En mélangeant l’argile et la glaise à la chaux, on solidifie le sol, le rendant apte à supporter des chantiers et à servir de fondation aux terrains urbanisés et aux routes. Les boues de dragage des voies d’eau et les boues des stations d’épuration des eaux peuvent également être ainsi réutilisées dans le respect de l’environnement. Hormis la construction, la chaux intervient également dans l’agriculture. Elle neutralise les méfaits des acides du sol et prévient de la sorte l’intoxication des végétaux. Elle permet par ailleurs aux plantes de mieux assimiler les substances nutritives. La chaux est aussi utilisée dans les cheminées d’installations industrielles pour assainir les fumées.
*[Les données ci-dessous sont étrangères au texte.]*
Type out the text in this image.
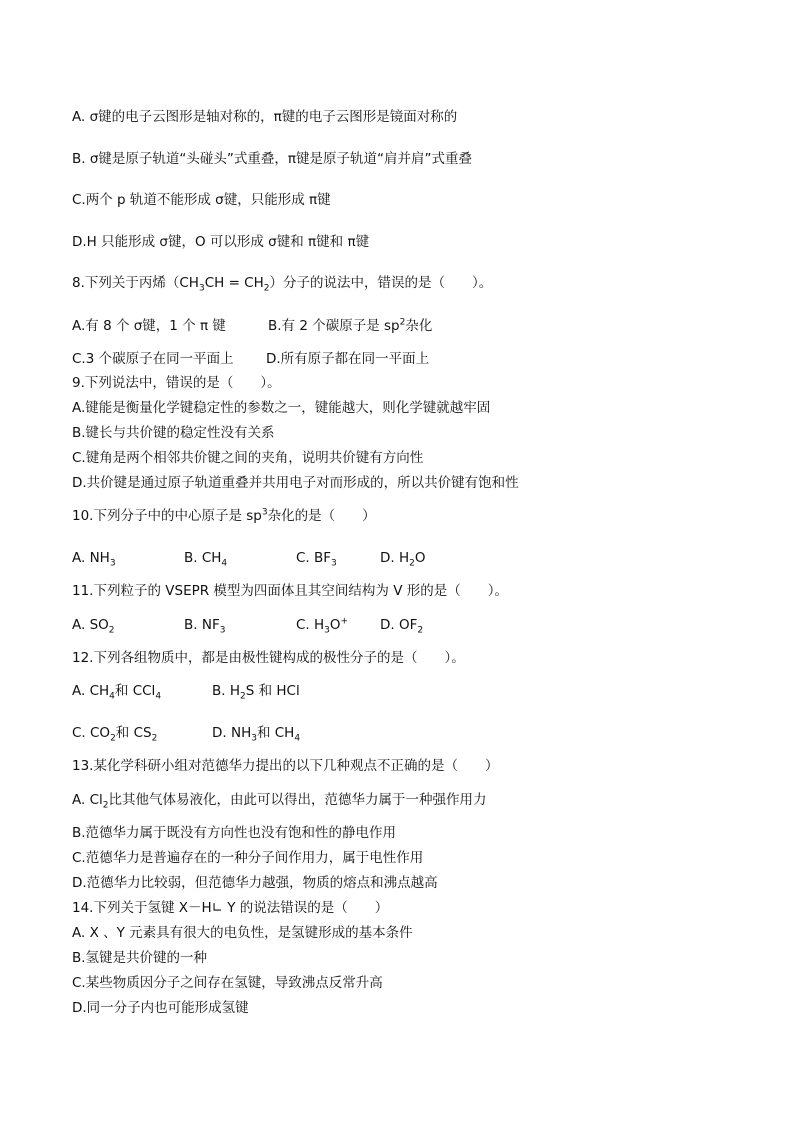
A. σ键的电子云图形是轴对称的，π键的电子云图形是镜面对称的
B. σ键是原子轨道“头碰头”式重叠，π键是原子轨道“肩并肩”式重叠
C.两个 p 轨道不能形成 σ键，只能形成 π键
D.H 只能形成 σ键，O 可以形成 σ键和 π键和 π键
8.下列关于丙烯$(CH_3CH = CH_2)$分子的说法中，错误的是（　　）。
A.有 8 个 σ键，1 个 π 键	B.有 2 个碳原子是 $sp^2$杂化
C.3 个碳原子在同一平面上 D.所有原子都在同一平面上
9.下列说法中，错误的是（　　）。
A.键能是衡量化学键稳定性的参数之一，键能越大，则化学键就越牢固
B.键长与共价键的稳定性没有关系
C.键角是两个相邻共价键之间的夹角，说明共价键有方向性
D.共价键是通过原子轨道重叠并共用电子对而形成的，所以共价键有饱和性
10.下列分子中的中心原子是 $sp^3$杂化的是（　　）
A. $NH_3$	B. $CH_4$	C. $BF_3$	D. $H_2O$
11.下列粒子的 VSEPR 模型为四面体且其空间结构为 V 形的是（　　）。
A. $SO_2$	B. $NF_3$	C. $H_3O^+$ D. $OF_2$
12.下列各组物质中，都是由极性键构成的极性分子的是（　　）。
A. $CH_4$和 CCl$_4$	B. $H_2S$ 和 HCl
C. $CO_2$和 $CS_2$	D. $NH_3$和 $CH_4$
13.某化学科研小组对范德华力提出的以下几种观点不正确的是（　　）
A. $Cl_2$比其他气体易液化，由此可以得出，范德华力属于一种强作用力
B.范德华力属于既没有方向性也没有饱和性的静电作用
C.范德华力是普遍存在的一种分子间作用力，属于电性作用
D.范德华力比较弱，但范德华力越强，物质的熔点和沸点越高
14.下列关于氢键 X－H∟ Y 的说法错误的是（　　）
A. X 、Y 元素具有很大的电负性，是氢键形成的基本条件
B.氢键是共价键的一种
C.某些物质因分子之间存在氢键，导致沸点反常升高
D.同一分子内也可能形成氢键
Essentiel pour l’eau potable
Comme en témoignent les exemples ci-dessus, la chaux et la dolomie ont des applications très importantes dans l’industrie et l’agriculture. Mais leur principale application est peut-être l’eau potable. La quantité de calcaire contenue dans l’eau potable, qu’on appelle la dureté de l’eau, est fixée par voie légale. Une dureté trop élevée, trop de chaux dans l’eau potable, est nocive pour les équipements et pour l’environnement. Quant à une dureté trop faible, elle ouvre la porte aux substances toxiques qui peuvent se dissoudre plus facilement dans l’eau. Pour éviter ces conséquences fâcheuses, l’eau potable trop dure est adoucie et l’eau potable trop douce est au contraire enrichie en calcaire.